Maricá/RJ,

Canteiros de Obras - Centro de Cultura e Artes presente no V Ciclo Nacional de Conversas Negras


As Escritoras e Coordenadoras dos Programas e Projetos de Canteiros de Obras – Centro de Cultura e Artes, do Ponto de Cultura Percursos Culturais, do Ponto de Leitura Traças do Bem e do Ponto & Cine Canteiros, em Maricá/RJ, Maria Regina Moura e Patrícia Custódio, estiveram presentes, hoje, sexta feira, 29/08, no “V CICLO NACIONAL DE CONVERSAS NEGRAS: Agosto Negro ou o que a História Oficial ainda não conta”, na OAB/RJ.

Numa realização do Instituto Raízes de Áfricas (Alagoas), sob a Coordenação de Arísia Barros, do Estado de Alagoas, em parceria com a Aqualtune (Rio de Janeiro), representada por Bia Onça, neste 1º dia, o V Ciclo reuniu importantes nomes dos Movimentos Sociais e da Gestão Pública, dos Estados do Rio de Janeiro, do Espírito Santo e de Minas Gerais.

A composição da Mesa de Abertura deste 1º dia contou com:
Arísia Barros, do Instituto Raízes de Áfricas/Alagoas; Leonor Araujo, da Secretaria de Movimentos Sociais do Espírito Santo; Zoraia Bráz, do CEPPIR - Macaé/Rio de Janeiro; Carla Lopes, do Programa de Reflexões e Debates para a Consciência Negra e SEEDUC/Rio de Janeiro; Patrícia Custódio, de Canteiros de Obras – Centro de Cultura e Artes – Maricá/Rio de Janeiro; Lelette Coutto – CEPPIR/Rio de Janeiro; Marcos Romão – militante negro - Niterói/Rio de Janeiro.

Para o desenvolvimento dos 2 eixos temáticos do V Ciclo - “Conferência Preta”/manhã (Mulheres Pretas na Diáspora: Revolução, Protagonismo e Práxis) e “Conversas e Memórias”/tarde – os conferencistas foram, na parte da manhã: Leonor Araujo e Lelette Coutto, além de Bruno Cordeiro, Prefeito da Cidade de Sacramento/Minas Gerais, que trouxe excelente contribuição com a Mostra sobre a escritora mineira Carolina Maria de Jesus, nascida em Sacramento, além de presentear o público presente com um exemplar da obra “Diário de Bitita”, da escritora mineira, editada pela Prefeitura de Sacramento. 

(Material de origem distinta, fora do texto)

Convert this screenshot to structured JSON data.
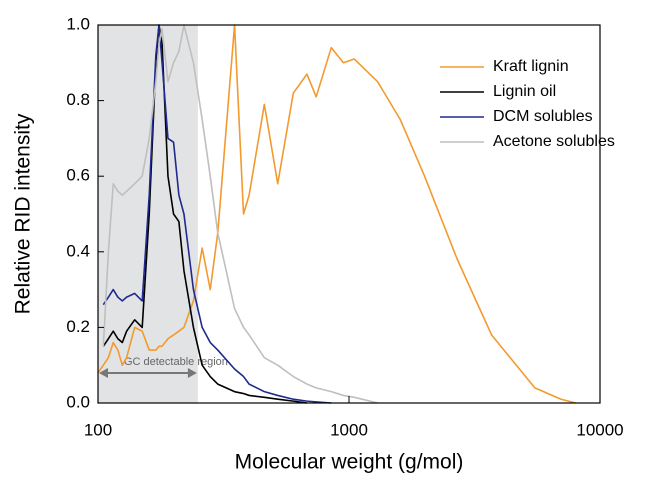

Na parte da tarde: Marcos Romão (“Pensar o povo preto por meio de estereótipos é uma tendência social de simplificar o que é complexo”); Carla Lopes (“Quantas identidades cabem na pedagogia da escola e/ou vozes e resistência da Lei 10.639/03”) e Sheila Dias, (“As religiões afro-brasileiras, a visão de mundo, a forma de conceber o sagrado e o desafio ao poder do estado escravagista”) – esta última, do Centro de Documentação e Informação Coisa de Mulher.




O CICLO NACIONAL DE CONVERSAS NEGRAS vem realizar sua 5ª edição, neste ano, no
Rio de Janeiro, com uma programação bastante densa; com discussões em torno das dificuldades para a implementação da Lei 10.639/03; vem comprovar tratar-se de uma iniciativa vitoriosa e encerra o 1º dia com o “Obirim: uma homenagem às Pretas Mulheres do Rio”, diplomando, em nome do Instituto Raízes de Áfricas, seis professoras do Rio de Janeiro, que se destacam nas frentes de militância e na implementação da Lei 10.639/03; com a apresentação da Revista Caetés/SECOM/Alagoas, com a matéria em homenagem ao Centenário de Abdias Nascimento, presenteando a Profª Elisa Larkin, viúva do Senador Abdias, presente ao encontro, com alguns exemplares.

Com o convite de Arísia Barros para o 2º dia, amanhã (30/08), a partir das 10h, no auditório do DAPIBGE, os trabalhos foram encerrados. Na programação de amanhã, uma Roda de Conversa e a Construção da Carta do Rio.

Canteiros de Obras – Centro de Cultura e Artes cumprimenta os organizadores, os participantes, os conferencistas e o público que esteve presente neste 1º dia do V CICLO, alegre, produtivo e repleto de momentos da mais pura emoção.